Dans un modèle de cellules déficientes en p53, les chercheurs ont observé des pertes de morceaux de chromosome pouvant atteindre jusqu’à une cinquantaine de gènes. Dans certaines cellules, toute la partie distale du chromosome modifié en amont du gène ciblé par CRISPR, a disparu. « A priori, cette anomalie devrait être rarissime. Mais si parmi les gènes perdus se trouve un suppresseur de tumeur ou des gènes impliqués dans la réparation de l’ADN, le déclenchement d’un processus tumoral est probable« , illustre François Moreau-Gaudry pour évaluer les conséquences possibles de cette perte.
Pour écarter ce risque, mais aussi pour éviter les modifications génétiques non désirées causées par l’utilisation de CRISPR-Cas9, le chercheur propose de remplacer la nucléase qui coupe les deux brins de l’ADN par une nickase qui coupe seulement un des deux brins. « Le risque de perte de matériel génétique aux extrémités des chromosomes devient alors quasiment nul.
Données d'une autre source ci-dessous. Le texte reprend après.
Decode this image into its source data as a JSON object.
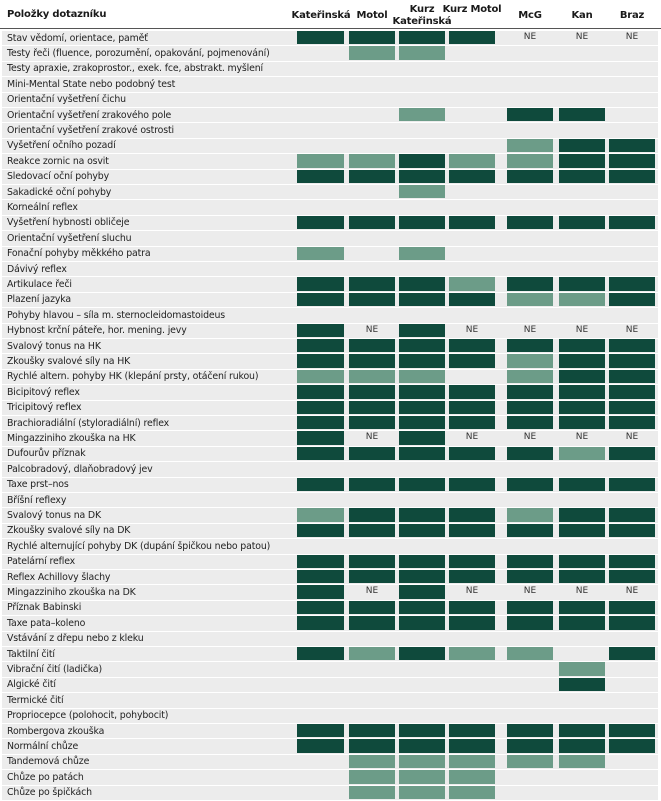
{
  "colors": {
    "D": "#0f4a3c",
    "M": "#6c9c88",
    "N": "#ececec",
    "row_bg": "#ececec"
  },
  "header": {
    "items": "Položky dotazníku",
    "cols": [
      "Kateřinská",
      "Motol",
      "Kurz Kateřinská",
      "Kurz Motol",
      "McG",
      "Kan",
      "Braz"
    ]
  },
  "ne_text": "NE",
  "rows": [
    {
      "label": "Stav vědomí, orientace, paměť",
      "c": [
        "D",
        "D",
        "D",
        "D",
        "NE",
        "NE",
        "NE"
      ]
    },
    {
      "label": "Testy řeči (fluence, porozumění, opakování, pojmenování)",
      "c": [
        "N",
        "M",
        "M",
        "N",
        "N",
        "N",
        "N"
      ]
    },
    {
      "label": "Testy apraxie, zrakoprostor., exek. fce, abstrakt. myšlení",
      "c": [
        "N",
        "N",
        "N",
        "N",
        "N",
        "N",
        "N"
      ]
    },
    {
      "label": "Mini-Mental State nebo podobný test",
      "c": [
        "N",
        "N",
        "N",
        "N",
        "N",
        "N",
        "N"
      ]
    },
    {
      "label": "Orientační vyšetření čichu",
      "c": [
        "N",
        "N",
        "N",
        "N",
        "N",
        "N",
        "N"
      ]
    },
    {
      "label": "Orientační vyšetření zrakového pole",
      "c": [
        "N",
        "N",
        "M",
        "N",
        "D",
        "D",
        "N"
      ]
    },
    {
      "label": "Orientační vyšetření zrakové ostrosti",
      "c": [
        "N",
        "N",
        "N",
        "N",
        "N",
        "N",
        "N"
      ]
    },
    {
      "label": "Vyšetření očního pozadí",
      "c": [
        "N",
        "N",
        "N",
        "N",
        "M",
        "D",
        "D"
      ]
    },
    {
      "label": "Reakce zornic na osvit",
      "c": [
        "M",
        "M",
        "D",
        "M",
        "M",
        "D",
        "D"
      ]
    },
    {
      "label": "Sledovací oční pohyby",
      "c": [
        "D",
        "D",
        "D",
        "D",
        "D",
        "D",
        "D"
      ]
    },
    {
      "label": "Sakadické oční pohyby",
      "c": [
        "N",
        "N",
        "M",
        "N",
        "N",
        "N",
        "N"
      ]
    },
    {
      "label": "Korneální reflex",
      "c": [
        "N",
        "N",
        "N",
        "N",
        "N",
        "N",
        "N"
      ]
    },
    {
      "label": "Vyšetření hybnosti obličeje",
      "c": [
        "D",
        "D",
        "D",
        "D",
        "D",
        "D",
        "D"
      ]
    },
    {
      "label": "Orientační vyšetření sluchu",
      "c": [
        "N",
        "N",
        "N",
        "N",
        "N",
        "N",
        "N"
      ]
    },
    {
      "label": "Fonační pohyby měkkého patra",
      "c": [
        "M",
        "N",
        "M",
        "N",
        "N",
        "N",
        "N"
      ]
    },
    {
      "label": "Dávivý reflex",
      "c": [
        "N",
        "N",
        "N",
        "N",
        "N",
        "N",
        "N"
      ]
    },
    {
      "label": "Artikulace řeči",
      "c": [
        "D",
        "D",
        "D",
        "M",
        "D",
        "D",
        "D"
      ]
    },
    {
      "label": "Plazení jazyka",
      "c": [
        "D",
        "D",
        "D",
        "D",
        "M",
        "M",
        "D"
      ]
    },
    {
      "label": "Pohyby hlavou – síla m. sternocleidomastoideus",
      "c": [
        "N",
        "N",
        "N",
        "N",
        "N",
        "N",
        "N"
      ]
    },
    {
      "label": "Hybnost krční páteře, hor. mening. jevy",
      "c": [
        "D",
        "NE",
        "D",
        "NE",
        "NE",
        "NE",
        "NE"
      ]
    },
    {
      "label": "Svalový tonus na HK",
      "c": [
        "D",
        "D",
        "D",
        "D",
        "D",
        "D",
        "D"
      ]
    },
    {
      "label": "Zkoušky svalové síly na HK",
      "c": [
        "D",
        "D",
        "D",
        "D",
        "M",
        "D",
        "D"
      ]
    },
    {
      "label": "Rychlé altern. pohyby HK (klepání prsty, otáčení rukou)",
      "c": [
        "M",
        "M",
        "M",
        "N",
        "M",
        "D",
        "D"
      ]
    },
    {
      "label": "Bicipitový reflex",
      "c": [
        "D",
        "D",
        "D",
        "D",
        "D",
        "D",
        "D"
      ]
    },
    {
      "label": "Tricipitový reflex",
      "c": [
        "D",
        "D",
        "D",
        "D",
        "D",
        "D",
        "D"
      ]
    },
    {
      "label": "Brachioradiální (styloradiální) reflex",
      "c": [
        "D",
        "D",
        "D",
        "D",
        "D",
        "D",
        "D"
      ]
    },
    {
      "label": "Mingazziniho zkouška na HK",
      "c": [
        "D",
        "NE",
        "D",
        "NE",
        "NE",
        "NE",
        "NE"
      ]
    },
    {
      "label": "Dufourův příznak",
      "c": [
        "D",
        "D",
        "D",
        "D",
        "D",
        "M",
        "D"
      ]
    },
    {
      "label": "Palcobradový, dlaňobradový jev",
      "c": [
        "N",
        "N",
        "N",
        "N",
        "N",
        "N",
        "N"
      ]
    },
    {
      "label": "Taxe prst–nos",
      "c": [
        "D",
        "D",
        "D",
        "D",
        "D",
        "D",
        "D"
      ]
    },
    {
      "label": "Bříšní reflexy",
      "c": [
        "N",
        "N",
        "N",
        "N",
        "N",
        "N",
        "N"
      ]
    },
    {
      "label": "Svalový tonus na DK",
      "c": [
        "M",
        "D",
        "D",
        "D",
        "M",
        "D",
        "D"
      ]
    },
    {
      "label": "Zkoušky svalové síly na DK",
      "c": [
        "D",
        "D",
        "D",
        "D",
        "D",
        "D",
        "D"
      ]
    },
    {
      "label": "Rychlé alternující pohyby DK (dupání špičkou nebo patou)",
      "c": [
        "N",
        "N",
        "N",
        "N",
        "N",
        "N",
        "N"
      ]
    },
    {
      "label": "Patelární reflex",
      "c": [
        "D",
        "D",
        "D",
        "D",
        "D",
        "D",
        "D"
      ]
    },
    {
      "label": "Reflex Achillovy šlachy",
      "c": [
        "D",
        "D",
        "D",
        "D",
        "D",
        "D",
        "D"
      ]
    },
    {
      "label": "Mingazziniho zkouška na DK",
      "c": [
        "D",
        "NE",
        "D",
        "NE",
        "NE",
        "NE",
        "NE"
      ]
    },
    {
      "label": "Příznak Babinski",
      "c": [
        "D",
        "D",
        "D",
        "D",
        "D",
        "D",
        "D"
      ]
    },
    {
      "label": "Taxe pata–koleno",
      "c": [
        "D",
        "D",
        "D",
        "D",
        "D",
        "D",
        "D"
      ]
    },
    {
      "label": "Vstávání z dřepu nebo z kleku",
      "c": [
        "N",
        "N",
        "N",
        "N",
        "N",
        "N",
        "N"
      ]
    },
    {
      "label": "Taktilní čití",
      "c": [
        "D",
        "M",
        "D",
        "M",
        "M",
        "N",
        "D"
      ]
    },
    {
      "label": "Vibrační čití (ladička)",
      "c": [
        "N",
        "N",
        "N",
        "N",
        "N",
        "M",
        "N"
      ]
    },
    {
      "label": "Algické čití",
      "c": [
        "N",
        "N",
        "N",
        "N",
        "N",
        "D",
        "N"
      ]
    },
    {
      "label": "Termické čití",
      "c": [
        "N",
        "N",
        "N",
        "N",
        "N",
        "N",
        "N"
      ]
    },
    {
      "label": "Propriocepce (polohocit, pohybocit)",
      "c": [
        "N",
        "N",
        "N",
        "N",
        "N",
        "N",
        "N"
      ]
    },
    {
      "label": "Rombergova zkouška",
      "c": [
        "D",
        "D",
        "D",
        "D",
        "D",
        "D",
        "D"
      ]
    },
    {
      "label": "Normální chůze",
      "c": [
        "D",
        "D",
        "D",
        "D",
        "D",
        "D",
        "D"
      ]
    },
    {
      "label": "Tandemová chůze",
      "c": [
        "N",
        "M",
        "M",
        "M",
        "M",
        "M",
        "N"
      ]
    },
    {
      "label": "Chůze po patách",
      "c": [
        "N",
        "M",
        "M",
        "M",
        "N",
        "N",
        "N"
      ]
    },
    {
      "label": "Chůze po špičkách",
      "c": [
        "N",
        "M",
        "M",
        "M",
        "N",
        "N",
        "N"
      ]
    }
  ]
}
En outre, la réparation par jonctions des extrémités non homologues ne se déclenche pas : la séquence du gène cible n’est donc pas altérée en cas d’échec et le matériel CRISPR-Cas9 peut être administré plusieurs fois de suite pour augmenter le taux de succès de l’édition. Cela peut s’avérer nécessaire car l’efficacité est moins bonne qu’avec l’utilisation d’une nucléase : la cellule a en effet tendance à utiliser le brin non coupé comme modèle plutôt que la matrice que l’on fournit« , explique le chercheur. Néanmoins, grâce à son protocole, François Moreau-Gaudry a fini par atteindre un taux de modification de 20 à 30% des cellules en augmentant la concentration de la matrice, en améliorant sa stabilité et en renouvelant plusieurs fois de suite ces manipulations. Et surtout, dans toutes les autres cellules, le gène cible est resté intact. « Ce travail alerte sur les risques d’utilisation à tous vas de la nucléase dans les essais cliniques et montre que le recours à la nickase est une option très sérieuse et plus sûre« , conclut le chercheur.